A trend towards home gardening, organic cooking and locally sourced meat products has been present in elite markets for some time, but only recently has it begun to penetrate the mainstream.

You see it in grocery aisles, Morris says.

"Potatoes have names now. Not so long ago, there were potatoes and there were new potatoes. Now there are agrias and jersey bennes, for example. They are all named and specific.

"You've got Levin leeks and carrots from Opiki. We're thinking about where things have come from. It's part of that whole farmers' market thing."

But the reality is that not everyone can afford to follow fashion.

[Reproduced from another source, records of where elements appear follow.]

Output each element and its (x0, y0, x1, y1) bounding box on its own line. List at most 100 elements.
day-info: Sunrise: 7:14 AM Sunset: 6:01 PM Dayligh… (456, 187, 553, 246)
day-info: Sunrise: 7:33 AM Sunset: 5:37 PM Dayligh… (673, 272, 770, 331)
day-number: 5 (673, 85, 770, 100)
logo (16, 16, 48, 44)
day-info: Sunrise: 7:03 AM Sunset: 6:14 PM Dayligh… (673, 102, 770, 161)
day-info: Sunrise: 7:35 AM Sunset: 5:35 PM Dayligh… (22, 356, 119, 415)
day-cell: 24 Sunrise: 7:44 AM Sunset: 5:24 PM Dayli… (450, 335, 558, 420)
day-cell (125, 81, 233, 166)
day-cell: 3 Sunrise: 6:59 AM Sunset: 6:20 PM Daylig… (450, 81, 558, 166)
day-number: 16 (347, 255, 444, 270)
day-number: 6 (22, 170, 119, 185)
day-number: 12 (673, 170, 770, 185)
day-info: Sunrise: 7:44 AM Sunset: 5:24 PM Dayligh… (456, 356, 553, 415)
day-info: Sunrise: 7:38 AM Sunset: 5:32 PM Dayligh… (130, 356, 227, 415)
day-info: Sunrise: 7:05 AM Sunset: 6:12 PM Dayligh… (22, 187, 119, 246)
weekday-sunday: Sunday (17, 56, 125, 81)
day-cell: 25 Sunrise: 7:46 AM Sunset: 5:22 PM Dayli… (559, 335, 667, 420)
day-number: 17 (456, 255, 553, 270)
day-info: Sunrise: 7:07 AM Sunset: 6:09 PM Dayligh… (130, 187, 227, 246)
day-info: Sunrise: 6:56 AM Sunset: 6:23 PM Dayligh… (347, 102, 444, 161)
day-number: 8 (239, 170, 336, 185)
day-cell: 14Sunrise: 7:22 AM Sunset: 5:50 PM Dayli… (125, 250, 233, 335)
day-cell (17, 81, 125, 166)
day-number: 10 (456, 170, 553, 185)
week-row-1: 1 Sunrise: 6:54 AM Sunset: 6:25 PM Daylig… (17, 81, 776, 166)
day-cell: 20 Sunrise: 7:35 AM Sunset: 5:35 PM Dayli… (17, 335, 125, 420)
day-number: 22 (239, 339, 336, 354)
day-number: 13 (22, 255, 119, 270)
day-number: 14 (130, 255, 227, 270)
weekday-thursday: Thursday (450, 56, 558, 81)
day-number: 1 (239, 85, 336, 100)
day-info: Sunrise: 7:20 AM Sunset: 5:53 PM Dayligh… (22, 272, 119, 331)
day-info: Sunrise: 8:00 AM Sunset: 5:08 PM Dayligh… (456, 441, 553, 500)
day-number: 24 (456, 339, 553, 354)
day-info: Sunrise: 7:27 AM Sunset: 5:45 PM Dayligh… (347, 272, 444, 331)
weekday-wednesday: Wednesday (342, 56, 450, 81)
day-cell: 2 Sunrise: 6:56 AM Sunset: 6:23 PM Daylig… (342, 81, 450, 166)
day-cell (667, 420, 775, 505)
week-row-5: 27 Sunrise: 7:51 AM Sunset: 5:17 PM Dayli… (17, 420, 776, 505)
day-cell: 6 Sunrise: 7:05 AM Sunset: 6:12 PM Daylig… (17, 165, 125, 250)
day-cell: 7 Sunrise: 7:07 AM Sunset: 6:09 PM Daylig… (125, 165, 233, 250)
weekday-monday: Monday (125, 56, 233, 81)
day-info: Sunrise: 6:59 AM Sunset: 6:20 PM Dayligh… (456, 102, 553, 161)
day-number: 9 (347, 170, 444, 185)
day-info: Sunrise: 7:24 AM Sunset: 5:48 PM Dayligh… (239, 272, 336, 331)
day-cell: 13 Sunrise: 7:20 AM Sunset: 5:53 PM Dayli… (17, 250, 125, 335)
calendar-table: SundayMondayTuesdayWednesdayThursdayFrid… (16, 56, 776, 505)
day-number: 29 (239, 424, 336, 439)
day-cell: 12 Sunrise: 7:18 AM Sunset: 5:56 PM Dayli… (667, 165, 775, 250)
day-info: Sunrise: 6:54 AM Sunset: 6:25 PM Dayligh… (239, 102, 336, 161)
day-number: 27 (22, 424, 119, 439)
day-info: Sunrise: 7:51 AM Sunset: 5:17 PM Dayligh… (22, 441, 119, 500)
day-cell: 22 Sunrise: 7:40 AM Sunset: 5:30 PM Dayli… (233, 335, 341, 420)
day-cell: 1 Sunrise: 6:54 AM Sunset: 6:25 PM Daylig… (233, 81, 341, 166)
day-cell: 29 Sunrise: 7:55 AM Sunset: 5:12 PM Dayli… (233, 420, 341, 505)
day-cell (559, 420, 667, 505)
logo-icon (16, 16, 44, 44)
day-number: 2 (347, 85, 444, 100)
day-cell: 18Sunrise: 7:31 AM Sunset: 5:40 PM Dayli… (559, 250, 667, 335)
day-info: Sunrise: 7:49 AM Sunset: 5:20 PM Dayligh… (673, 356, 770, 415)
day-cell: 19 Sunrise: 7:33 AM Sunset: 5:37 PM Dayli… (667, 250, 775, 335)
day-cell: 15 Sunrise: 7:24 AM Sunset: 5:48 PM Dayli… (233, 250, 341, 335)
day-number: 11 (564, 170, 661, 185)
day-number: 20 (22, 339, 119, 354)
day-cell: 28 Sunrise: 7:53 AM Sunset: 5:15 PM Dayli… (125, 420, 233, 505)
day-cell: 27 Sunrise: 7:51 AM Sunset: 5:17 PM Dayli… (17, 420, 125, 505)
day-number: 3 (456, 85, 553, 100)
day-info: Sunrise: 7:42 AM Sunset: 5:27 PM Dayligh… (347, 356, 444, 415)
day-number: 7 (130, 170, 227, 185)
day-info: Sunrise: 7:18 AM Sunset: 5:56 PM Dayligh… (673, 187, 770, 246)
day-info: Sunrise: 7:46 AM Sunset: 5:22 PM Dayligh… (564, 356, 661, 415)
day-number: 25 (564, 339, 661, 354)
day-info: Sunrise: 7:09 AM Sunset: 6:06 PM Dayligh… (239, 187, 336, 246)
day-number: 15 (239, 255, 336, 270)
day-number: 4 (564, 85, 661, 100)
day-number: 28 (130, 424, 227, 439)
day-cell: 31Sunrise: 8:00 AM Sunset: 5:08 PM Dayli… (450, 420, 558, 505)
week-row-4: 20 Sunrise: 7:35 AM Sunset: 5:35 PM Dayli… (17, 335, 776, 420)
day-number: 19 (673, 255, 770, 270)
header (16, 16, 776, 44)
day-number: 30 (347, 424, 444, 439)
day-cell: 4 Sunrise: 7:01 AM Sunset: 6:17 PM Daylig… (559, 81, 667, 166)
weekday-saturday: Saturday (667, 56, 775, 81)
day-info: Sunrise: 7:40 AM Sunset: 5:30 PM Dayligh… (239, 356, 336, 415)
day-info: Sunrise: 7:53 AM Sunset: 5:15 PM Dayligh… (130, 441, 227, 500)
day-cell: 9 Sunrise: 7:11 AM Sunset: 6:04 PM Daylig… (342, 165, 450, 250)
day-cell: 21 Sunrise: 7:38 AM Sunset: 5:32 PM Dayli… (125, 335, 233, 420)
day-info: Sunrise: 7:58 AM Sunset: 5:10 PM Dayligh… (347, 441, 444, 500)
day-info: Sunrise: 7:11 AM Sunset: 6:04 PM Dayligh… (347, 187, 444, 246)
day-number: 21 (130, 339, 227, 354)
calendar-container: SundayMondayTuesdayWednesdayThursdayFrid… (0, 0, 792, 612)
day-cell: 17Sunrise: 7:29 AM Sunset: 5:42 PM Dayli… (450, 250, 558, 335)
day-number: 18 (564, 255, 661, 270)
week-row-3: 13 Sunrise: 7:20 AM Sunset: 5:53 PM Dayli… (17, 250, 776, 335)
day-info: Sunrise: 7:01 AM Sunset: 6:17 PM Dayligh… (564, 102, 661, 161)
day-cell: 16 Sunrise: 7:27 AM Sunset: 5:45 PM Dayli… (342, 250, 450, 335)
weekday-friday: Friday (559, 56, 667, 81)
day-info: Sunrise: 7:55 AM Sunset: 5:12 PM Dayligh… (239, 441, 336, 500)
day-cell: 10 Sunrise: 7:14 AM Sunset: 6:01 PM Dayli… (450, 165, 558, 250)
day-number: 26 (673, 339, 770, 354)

Morris lectures in food and farming and is particularly interested in holistic food production, including the place of Maori food in New Zealand.

At least four Maori cookbooks have hit the market since the mid-2000s, most with a focus on living off the land.

Peter Peeti's Kai Time is one of the most recent delights, including recipes for the likes of kina salsa verde, pipi spaghetti and horopito smoked salmon.

Morris sees sustainability as the major force underpinning future food markets. She predicts high costs and tightening resources will force a shift towards "urban agriculture" in a bid to reduce food miles. She imagines a New Zealand where city dwellers will make use of grassy verges on their property fronts for communal fruit trees and vegetable gardens.

With four decades in the industry behind her, Guy says the best way to prepare for the changing landscape of food is to learn how to cook.

She is troubled by New Zealand's fast-food generation who cannot boil an egg.

"The most valuable thing we can do for our children is to teach them how to cook," she says. "We are so overweight in New Zealand and people are buying pre-packaged food as an acceptable alternative. There needs to be a change in how we educate our children."